2
votes

In the Graph Academy we have Exercise 4, Part 5 with this question: 2. Retrieve the movies and their actors where one of the actors also directed the movie, returning the actors names, the director’s name, and the movie title.

I tried this:

MATCH (p:Person)-[:ACTED_IN]->(m:Movie)<-[:DIRECTED]-(d:Person)
WHERE exists((d)-[:ACTED_IN]->(m))
RETURN p.name, d.name, m.title

the result seemed okay, with the exception of duplicated information. My Result

After my result, I saw the expected query from graph academy and it has some small changes, changing the DIRECTED to ACTED:IN and changing the exists with DIRECTED, like this:

MATCH (p:Person)-[:ACTED_IN]->(m:Movie)<-[:ACTED_IN]-(d:Person)
WHERE exists((d)-[:DIRECTED]->(m))
RETURN p.name, d.name, m.title

whit this result: Correct result

We can see that there aren't any duplicated information like actor "Tom Hanks", director "Tom Hanks".

My question is, Why does Neo4j behaves like this with such a small change?

1

1 Answers

4
votes

This has to do with a certain behavior of uniqueness when traversing for a single pattern match.

Cypher uses a uniqueness called RELATIONSHIP_PATH, meaning that for each path, a relationship must be unique - it can only be traversed once per path.

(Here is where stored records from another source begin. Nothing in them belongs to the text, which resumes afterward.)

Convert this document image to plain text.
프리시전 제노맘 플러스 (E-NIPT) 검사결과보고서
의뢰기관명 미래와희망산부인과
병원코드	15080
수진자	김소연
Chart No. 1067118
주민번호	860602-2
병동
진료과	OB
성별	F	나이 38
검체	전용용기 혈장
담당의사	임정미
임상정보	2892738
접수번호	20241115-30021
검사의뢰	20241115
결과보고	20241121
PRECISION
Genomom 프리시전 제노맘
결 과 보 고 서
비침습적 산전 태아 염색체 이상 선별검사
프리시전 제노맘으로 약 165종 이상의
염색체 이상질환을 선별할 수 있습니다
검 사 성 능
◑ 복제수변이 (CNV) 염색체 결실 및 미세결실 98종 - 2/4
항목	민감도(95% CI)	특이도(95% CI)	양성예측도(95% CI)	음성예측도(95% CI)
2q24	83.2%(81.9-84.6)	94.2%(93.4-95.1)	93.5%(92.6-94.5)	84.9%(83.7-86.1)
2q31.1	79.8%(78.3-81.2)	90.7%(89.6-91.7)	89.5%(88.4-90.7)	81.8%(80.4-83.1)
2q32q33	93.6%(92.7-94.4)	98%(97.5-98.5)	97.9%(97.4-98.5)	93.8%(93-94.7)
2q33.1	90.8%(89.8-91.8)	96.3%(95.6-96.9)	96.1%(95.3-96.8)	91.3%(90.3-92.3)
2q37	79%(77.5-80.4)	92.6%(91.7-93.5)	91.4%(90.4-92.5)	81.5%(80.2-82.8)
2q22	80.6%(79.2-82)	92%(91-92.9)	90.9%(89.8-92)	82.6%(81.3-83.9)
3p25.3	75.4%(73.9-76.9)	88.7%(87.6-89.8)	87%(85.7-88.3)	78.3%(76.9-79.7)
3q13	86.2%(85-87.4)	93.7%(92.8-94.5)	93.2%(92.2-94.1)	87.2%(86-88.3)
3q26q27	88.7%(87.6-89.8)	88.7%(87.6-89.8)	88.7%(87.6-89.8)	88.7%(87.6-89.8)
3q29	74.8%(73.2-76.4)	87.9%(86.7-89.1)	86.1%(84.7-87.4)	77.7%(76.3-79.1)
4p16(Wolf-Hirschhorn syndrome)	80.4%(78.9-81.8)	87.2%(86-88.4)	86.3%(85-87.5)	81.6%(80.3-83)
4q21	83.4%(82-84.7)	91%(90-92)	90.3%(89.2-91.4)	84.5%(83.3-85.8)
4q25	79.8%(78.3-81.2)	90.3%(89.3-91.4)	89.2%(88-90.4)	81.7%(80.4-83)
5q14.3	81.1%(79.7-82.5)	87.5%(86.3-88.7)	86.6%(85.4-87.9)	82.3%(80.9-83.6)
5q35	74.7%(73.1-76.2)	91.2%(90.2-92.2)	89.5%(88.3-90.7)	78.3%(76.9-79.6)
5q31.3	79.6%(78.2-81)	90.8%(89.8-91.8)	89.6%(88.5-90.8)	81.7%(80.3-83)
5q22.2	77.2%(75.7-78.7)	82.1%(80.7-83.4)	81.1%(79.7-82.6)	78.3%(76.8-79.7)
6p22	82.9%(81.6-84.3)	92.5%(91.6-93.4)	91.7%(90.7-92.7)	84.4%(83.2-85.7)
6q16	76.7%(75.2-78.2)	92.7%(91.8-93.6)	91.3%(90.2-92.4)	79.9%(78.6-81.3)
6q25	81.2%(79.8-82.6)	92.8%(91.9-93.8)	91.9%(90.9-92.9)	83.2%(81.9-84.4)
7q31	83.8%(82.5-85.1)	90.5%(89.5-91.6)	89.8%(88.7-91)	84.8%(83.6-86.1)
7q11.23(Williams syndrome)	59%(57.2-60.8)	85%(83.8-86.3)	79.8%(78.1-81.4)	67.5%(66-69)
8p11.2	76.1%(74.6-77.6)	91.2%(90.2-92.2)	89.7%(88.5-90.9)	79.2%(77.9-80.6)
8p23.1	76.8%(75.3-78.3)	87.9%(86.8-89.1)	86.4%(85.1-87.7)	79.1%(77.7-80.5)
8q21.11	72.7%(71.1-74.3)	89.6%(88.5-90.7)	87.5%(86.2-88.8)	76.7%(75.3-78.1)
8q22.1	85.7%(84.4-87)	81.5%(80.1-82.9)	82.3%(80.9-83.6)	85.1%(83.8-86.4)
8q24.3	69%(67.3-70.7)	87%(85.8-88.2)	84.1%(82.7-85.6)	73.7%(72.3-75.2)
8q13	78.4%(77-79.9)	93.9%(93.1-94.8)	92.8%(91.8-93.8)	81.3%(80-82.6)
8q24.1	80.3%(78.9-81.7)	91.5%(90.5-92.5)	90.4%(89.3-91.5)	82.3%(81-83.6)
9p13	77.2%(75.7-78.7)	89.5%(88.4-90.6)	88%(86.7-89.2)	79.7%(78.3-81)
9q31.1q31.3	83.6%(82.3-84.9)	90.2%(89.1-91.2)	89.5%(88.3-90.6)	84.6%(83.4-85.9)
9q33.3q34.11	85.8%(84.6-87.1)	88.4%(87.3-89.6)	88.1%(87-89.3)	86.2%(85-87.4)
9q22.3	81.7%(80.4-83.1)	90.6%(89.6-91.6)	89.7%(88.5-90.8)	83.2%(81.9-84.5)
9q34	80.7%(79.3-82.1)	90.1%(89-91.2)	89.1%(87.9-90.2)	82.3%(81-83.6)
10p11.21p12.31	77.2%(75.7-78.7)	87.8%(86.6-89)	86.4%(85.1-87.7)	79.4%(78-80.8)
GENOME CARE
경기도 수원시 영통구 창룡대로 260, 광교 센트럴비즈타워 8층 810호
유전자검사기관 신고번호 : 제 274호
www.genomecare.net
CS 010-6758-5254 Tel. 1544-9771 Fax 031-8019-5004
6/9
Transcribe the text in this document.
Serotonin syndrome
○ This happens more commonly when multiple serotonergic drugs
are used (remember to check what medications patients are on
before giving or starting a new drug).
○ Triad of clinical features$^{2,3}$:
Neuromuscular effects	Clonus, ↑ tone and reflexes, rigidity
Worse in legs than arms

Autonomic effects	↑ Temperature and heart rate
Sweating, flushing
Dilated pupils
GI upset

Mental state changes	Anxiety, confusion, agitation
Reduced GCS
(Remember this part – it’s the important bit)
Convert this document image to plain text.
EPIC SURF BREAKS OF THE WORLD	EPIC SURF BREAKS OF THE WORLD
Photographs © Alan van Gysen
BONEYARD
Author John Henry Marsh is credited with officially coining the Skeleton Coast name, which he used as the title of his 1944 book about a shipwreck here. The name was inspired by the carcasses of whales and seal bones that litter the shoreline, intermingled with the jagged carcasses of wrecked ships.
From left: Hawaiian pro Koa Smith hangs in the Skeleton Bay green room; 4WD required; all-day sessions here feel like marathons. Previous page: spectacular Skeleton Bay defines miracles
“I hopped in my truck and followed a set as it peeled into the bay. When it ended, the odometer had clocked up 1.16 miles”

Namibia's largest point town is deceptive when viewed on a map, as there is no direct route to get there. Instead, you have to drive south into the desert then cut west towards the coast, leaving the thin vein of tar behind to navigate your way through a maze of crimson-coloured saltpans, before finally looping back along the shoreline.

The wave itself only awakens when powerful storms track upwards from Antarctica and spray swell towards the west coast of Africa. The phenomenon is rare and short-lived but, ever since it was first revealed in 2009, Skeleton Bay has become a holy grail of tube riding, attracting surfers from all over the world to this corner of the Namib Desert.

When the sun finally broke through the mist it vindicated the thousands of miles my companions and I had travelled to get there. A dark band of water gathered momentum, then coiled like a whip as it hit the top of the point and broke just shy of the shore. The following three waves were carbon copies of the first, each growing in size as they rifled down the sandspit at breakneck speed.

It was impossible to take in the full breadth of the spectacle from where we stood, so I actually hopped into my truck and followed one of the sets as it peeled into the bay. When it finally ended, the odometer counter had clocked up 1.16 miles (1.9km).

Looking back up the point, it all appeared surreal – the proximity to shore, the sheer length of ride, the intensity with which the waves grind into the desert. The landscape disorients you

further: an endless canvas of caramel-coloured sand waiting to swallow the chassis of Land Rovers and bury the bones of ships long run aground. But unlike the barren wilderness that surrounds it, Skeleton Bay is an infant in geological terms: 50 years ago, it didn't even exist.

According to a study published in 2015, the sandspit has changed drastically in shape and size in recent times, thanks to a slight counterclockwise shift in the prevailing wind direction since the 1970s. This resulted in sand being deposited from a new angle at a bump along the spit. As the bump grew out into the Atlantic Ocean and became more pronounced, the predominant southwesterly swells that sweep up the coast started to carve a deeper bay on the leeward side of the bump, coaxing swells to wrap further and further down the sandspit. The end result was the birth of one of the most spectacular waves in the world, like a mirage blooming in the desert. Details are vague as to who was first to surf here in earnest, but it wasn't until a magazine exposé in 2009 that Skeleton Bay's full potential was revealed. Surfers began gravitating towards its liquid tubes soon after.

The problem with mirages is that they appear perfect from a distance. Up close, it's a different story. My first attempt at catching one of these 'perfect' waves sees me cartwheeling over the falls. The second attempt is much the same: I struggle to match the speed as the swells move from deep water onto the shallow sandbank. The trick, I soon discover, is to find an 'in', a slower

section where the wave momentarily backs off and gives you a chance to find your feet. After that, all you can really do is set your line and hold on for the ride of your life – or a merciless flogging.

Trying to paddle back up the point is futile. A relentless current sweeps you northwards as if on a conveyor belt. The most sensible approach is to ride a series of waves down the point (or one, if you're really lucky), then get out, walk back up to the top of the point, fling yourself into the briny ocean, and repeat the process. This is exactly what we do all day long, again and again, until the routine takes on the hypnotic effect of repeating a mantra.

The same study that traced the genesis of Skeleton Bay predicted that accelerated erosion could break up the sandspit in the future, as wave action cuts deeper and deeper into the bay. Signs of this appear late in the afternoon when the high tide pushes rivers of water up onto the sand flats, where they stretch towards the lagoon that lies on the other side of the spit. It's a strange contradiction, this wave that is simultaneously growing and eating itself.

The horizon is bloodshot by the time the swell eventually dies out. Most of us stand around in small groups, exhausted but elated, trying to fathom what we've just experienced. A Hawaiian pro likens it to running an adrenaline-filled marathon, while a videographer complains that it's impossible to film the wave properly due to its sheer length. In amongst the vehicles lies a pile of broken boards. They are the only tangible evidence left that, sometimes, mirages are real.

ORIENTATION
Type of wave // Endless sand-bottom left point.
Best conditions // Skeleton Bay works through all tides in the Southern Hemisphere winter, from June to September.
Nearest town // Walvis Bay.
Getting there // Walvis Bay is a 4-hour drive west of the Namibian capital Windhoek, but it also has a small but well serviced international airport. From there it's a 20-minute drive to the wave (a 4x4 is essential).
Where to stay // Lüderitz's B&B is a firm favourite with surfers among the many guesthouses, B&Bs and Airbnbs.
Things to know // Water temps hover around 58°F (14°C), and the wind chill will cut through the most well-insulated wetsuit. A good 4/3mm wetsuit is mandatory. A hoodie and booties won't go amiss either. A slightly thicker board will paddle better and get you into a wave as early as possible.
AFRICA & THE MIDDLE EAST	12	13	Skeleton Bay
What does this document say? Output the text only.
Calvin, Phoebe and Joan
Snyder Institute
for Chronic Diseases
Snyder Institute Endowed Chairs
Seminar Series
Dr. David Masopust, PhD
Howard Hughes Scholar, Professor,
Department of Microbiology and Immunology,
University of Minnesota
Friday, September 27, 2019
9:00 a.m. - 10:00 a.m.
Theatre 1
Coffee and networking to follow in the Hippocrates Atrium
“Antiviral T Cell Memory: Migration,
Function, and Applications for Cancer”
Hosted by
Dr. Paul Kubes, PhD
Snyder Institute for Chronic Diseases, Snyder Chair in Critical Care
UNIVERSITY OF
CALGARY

This is done for a variety of reasons, the most notable being that it implicitly prevents infinite loops for variable-length traversals, as infinite loops require you to be able to traverse the same relationships over and over.

In the first query the match is:

MATCH (p:Person)-[:ACTED_IN]->(m:Movie)<-[:DIRECTED]-(d:Person)

In this, it is possible for the same p node to have an :ACTED_IN and :DIRECTED relationship to the same m movie node. Both of those relationships would be traversed once each, no problems, so p and d could be the same node, so you would see the same person's name come up for p and d as in the results.

In the second query the match is:

MATCH (p:Person)-[:ACTED_IN]->(m:Movie)<-[:ACTED_IN]-(d:Person)

In the movies graph, for an actor who acted in a movie, there will only be a single :ACTED_IN relation between that pair of nodes, never more than 1.

Because of this, it is impossible for d to be the same node as p. The :ACTED_IN relationship will be traversed once from the person node to the movie node, and it cannot be reused again to traverse back from the movie node to the person node.

Note that this restriction is only in effect for the entirely of a MATCH or an OPTIONAL MATCH. If you break up that single MATCH into multiple, like this:

MATCH (p:Person)-[:ACTED_IN]->(m:Movie)
MATCH (m)<-[:ACTED_IN]-(d:Person)
...

Then you will see entries in the results where p is the same node as d. Since there are two MATCH patterns here, there is no restriction on the relationships traversed between the patterns.